Wiosenne słońce po raz kolejny muskało jego twarz swoimi ciepłymi promieniami. Jednak dzisiaj było to jakby inne, o wiele lepsze. To niesamowite, jak nawet prosta codzienność stała się teraz czymś niezwykłym.
Taeyong wstał w humorze lepszym, niż mógłby sobie wymarzyć. Miał wrażenie, że w jego brzuchu wciąż lata miliony motyli, ale przestał się tego obawiać. Wreszcie wszystko rozumiał, albo przynajmniej tak mu się wydawało. Gdyby nie Jaehyun...
To imię wciąż grało w głowie chłopaka. Nie potrafił przestać myśleć o poprzednim wieczorze, o każdym małym szczególe. Wargi blondyna przylegające do jego ust, chociaż wciąż powodowały u Taeyonga palące uczucie na policzkach, sprawiały, że czuł potrzebę skosztowania tego uczucia po raz kolejny. Wiedział jak niepotrzebny był strach, kiedy Jaehyun trzymał go w swoich ramionach. Przecież od zawsze czuł się z nim najbezpieczniej.
- Więc?
Z zamyślenia wybudził chłopaka donośny głos ojca, który, chociaż pomału tracił cierpliwość, wciąż posiadał w sobie nutkę troski.

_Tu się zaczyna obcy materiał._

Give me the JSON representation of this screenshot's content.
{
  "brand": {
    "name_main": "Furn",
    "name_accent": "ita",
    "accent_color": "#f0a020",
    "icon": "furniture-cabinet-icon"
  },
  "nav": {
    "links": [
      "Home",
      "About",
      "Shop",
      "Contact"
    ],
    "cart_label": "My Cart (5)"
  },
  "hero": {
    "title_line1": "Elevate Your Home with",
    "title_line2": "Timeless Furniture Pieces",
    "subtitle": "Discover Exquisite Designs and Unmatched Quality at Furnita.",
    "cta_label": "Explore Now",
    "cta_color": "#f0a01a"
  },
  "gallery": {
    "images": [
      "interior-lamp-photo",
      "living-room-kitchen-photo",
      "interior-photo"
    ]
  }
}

- Co?- Zapytał, wciąż nieco nieobecnym tonem
Mężczyzna westchnął po czym, kręcąc głową, odszedł w kierunku dzbanka z gotowaną wodą.
- Nieważne, po prost ją zaparzę- Mruknął, więc brunet po prostu uśmiechnął się pod nosem
Kiedy ojciec postawił przed nim gorący kubek, ten od razu chwycił za jego ucho.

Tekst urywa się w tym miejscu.